Not Such A Typical Morning...
It seemed like it was going to be such a simple morning. I’d put the kids on the bus, gone for a brisk walk in the woods near our home with a friend and returned home to check e-mail quickly before starting my day.
It the kind of e-mail that anyone, especially this dragon, hates to open. An e-mail from a concerned fan that had found something suspicious that seemed to be infringing on the copyrights of the patterns I create. She sent me the links to check it out for myself.
No matter how often this has happened in the past 10 years, the sinking feeling in the pit of my stomach remains the same. To see designs that you took hours of time and energy to create being traded at the click of the mouse make me feel absolutely sick inside. It makes me want to scream and cry.

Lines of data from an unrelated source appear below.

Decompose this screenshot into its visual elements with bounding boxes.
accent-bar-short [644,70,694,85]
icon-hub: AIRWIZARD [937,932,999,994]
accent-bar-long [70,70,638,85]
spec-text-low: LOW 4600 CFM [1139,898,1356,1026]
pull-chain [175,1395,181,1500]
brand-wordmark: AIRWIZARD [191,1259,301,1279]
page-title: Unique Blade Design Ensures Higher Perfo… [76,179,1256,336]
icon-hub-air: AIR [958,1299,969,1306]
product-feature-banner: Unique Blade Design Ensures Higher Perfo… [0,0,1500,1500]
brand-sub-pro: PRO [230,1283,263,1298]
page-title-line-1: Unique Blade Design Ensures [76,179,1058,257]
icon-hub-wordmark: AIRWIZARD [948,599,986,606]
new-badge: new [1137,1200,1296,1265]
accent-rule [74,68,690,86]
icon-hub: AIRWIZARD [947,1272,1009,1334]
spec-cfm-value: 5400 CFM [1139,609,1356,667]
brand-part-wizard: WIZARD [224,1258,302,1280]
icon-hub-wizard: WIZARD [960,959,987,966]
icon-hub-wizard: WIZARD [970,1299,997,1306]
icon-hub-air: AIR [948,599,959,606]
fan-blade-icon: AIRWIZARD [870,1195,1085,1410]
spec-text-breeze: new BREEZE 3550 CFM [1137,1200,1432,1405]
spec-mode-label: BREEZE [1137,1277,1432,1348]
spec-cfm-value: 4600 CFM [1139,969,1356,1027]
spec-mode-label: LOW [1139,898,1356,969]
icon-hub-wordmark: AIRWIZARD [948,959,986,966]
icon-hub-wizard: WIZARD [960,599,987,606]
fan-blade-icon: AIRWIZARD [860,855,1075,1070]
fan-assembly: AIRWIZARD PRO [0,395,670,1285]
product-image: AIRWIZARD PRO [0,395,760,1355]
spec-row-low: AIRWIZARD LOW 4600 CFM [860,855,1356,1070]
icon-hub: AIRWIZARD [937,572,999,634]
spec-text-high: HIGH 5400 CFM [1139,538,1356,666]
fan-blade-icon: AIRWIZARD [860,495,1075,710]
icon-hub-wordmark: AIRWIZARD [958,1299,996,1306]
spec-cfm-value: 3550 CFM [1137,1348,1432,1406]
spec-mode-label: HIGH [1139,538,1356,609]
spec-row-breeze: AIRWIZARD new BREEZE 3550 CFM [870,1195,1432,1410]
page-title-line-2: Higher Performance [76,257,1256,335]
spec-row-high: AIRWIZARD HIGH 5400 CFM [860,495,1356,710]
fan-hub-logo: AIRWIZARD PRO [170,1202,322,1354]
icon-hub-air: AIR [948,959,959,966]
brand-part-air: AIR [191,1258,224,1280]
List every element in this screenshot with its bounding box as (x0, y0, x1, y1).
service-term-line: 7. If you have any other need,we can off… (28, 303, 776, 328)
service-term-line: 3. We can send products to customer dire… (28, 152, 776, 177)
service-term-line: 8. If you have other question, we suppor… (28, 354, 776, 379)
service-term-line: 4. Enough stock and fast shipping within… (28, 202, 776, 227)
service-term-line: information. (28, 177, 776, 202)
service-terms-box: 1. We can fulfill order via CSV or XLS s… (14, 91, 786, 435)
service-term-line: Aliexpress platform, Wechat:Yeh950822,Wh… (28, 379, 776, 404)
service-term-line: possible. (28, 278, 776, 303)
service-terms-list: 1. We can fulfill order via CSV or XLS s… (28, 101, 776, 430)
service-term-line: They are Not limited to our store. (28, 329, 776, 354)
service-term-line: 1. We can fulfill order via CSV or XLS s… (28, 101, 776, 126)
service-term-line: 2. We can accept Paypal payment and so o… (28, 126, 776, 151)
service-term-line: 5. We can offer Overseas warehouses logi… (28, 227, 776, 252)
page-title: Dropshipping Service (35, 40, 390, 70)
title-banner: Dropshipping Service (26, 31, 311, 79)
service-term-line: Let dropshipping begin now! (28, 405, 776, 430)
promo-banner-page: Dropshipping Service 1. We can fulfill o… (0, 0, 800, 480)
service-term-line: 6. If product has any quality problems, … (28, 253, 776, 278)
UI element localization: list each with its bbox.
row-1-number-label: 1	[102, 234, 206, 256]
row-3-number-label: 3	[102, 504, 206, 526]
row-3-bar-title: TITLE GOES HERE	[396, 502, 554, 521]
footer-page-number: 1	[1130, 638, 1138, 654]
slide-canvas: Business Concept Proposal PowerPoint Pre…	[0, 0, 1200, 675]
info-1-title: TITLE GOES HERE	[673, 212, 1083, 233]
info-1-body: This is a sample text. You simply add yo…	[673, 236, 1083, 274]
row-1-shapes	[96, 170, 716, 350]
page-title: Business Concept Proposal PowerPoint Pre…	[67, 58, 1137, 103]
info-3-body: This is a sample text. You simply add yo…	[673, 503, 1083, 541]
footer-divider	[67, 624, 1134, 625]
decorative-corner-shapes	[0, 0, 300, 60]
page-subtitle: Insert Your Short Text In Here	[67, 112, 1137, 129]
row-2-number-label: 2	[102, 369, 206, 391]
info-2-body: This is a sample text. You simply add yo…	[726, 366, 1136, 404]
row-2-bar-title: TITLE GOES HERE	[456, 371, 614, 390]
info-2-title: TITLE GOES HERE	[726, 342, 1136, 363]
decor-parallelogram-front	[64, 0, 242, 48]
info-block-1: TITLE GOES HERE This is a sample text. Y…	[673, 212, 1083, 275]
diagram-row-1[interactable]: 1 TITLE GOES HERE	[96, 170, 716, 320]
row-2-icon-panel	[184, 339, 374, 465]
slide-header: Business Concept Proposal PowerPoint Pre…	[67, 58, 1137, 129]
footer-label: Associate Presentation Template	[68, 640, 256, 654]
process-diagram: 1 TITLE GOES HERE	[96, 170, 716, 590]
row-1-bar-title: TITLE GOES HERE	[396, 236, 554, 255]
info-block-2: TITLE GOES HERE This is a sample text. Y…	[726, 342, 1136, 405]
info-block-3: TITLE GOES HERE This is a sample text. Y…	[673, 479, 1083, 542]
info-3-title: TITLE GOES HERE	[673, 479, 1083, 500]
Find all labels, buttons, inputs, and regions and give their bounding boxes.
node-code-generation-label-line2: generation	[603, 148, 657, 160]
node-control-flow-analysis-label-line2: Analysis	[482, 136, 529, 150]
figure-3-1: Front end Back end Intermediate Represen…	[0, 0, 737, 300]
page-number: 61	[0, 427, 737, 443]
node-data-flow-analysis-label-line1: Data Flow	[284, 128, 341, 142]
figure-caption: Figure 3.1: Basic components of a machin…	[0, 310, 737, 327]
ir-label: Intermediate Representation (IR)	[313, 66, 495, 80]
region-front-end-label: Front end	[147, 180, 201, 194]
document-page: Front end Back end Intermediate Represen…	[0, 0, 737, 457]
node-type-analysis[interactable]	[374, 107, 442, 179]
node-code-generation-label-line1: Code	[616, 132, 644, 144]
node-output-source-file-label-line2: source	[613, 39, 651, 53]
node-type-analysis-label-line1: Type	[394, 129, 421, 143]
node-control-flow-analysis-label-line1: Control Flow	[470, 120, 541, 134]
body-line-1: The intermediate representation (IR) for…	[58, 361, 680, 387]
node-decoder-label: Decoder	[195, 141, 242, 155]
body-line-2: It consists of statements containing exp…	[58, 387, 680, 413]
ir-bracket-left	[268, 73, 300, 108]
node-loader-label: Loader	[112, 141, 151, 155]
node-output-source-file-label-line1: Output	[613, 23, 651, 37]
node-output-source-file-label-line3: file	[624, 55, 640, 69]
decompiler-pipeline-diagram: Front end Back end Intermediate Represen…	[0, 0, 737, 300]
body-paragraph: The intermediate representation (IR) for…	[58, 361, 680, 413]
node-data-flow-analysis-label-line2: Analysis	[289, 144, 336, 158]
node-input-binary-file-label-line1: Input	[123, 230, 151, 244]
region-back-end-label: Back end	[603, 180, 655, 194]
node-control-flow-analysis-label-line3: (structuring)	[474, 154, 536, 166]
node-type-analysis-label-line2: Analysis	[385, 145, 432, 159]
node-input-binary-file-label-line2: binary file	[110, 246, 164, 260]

I used to want to just crawl into my cave and lick my wounds and wonder why anyone would want to hurt me like that. Why couldn’t they understand that sharing a pattern electronically by making a copy of the original is stealing?
Somewhere along the line... the dragon got grumpy. Grumpy Dragons aren’t much fun to be around. They smolder and tend to want to bite people.
I stopped designing monthly samples for my web site even though it was the honest stitchers that ended up being punished.
I started speaking out and setting up blogs on sites like Multiply to have a presence out there in cyberspace and stand up for the fact that this is NOT right and this should NOT be acceptable.
I stopped sending out patterns to shops or guilds that requested them for retreats as often because I had no way of knowing that those wouldn’t end up scanned or being sold on ebay.
I started working with other designers and stitchers to find ways of reporting copyright violations as a group instead of individually so that we could close sites faster than before.
I stopped releasing as many new designs because they kept getting stolen so quickly.
I started to find other sources of income and put my energy into new directions as my income from cross stitch fell to less than 50% and then less than 30% of what it had been just 5 years before.
I stopped being surprised every time I heard that an independent needlework store had to close its doors to stitchers and go out of business.
I started to realize that this problem is much bigger than just the cross stitch industry. I started to understand that if we don’t place any value on creative ideas or intellectual property as a society and remain focussed on getting things as cheaply as possible or downloading them for “free” rather than paying for them, that eventually, our world will be a far richer place to live.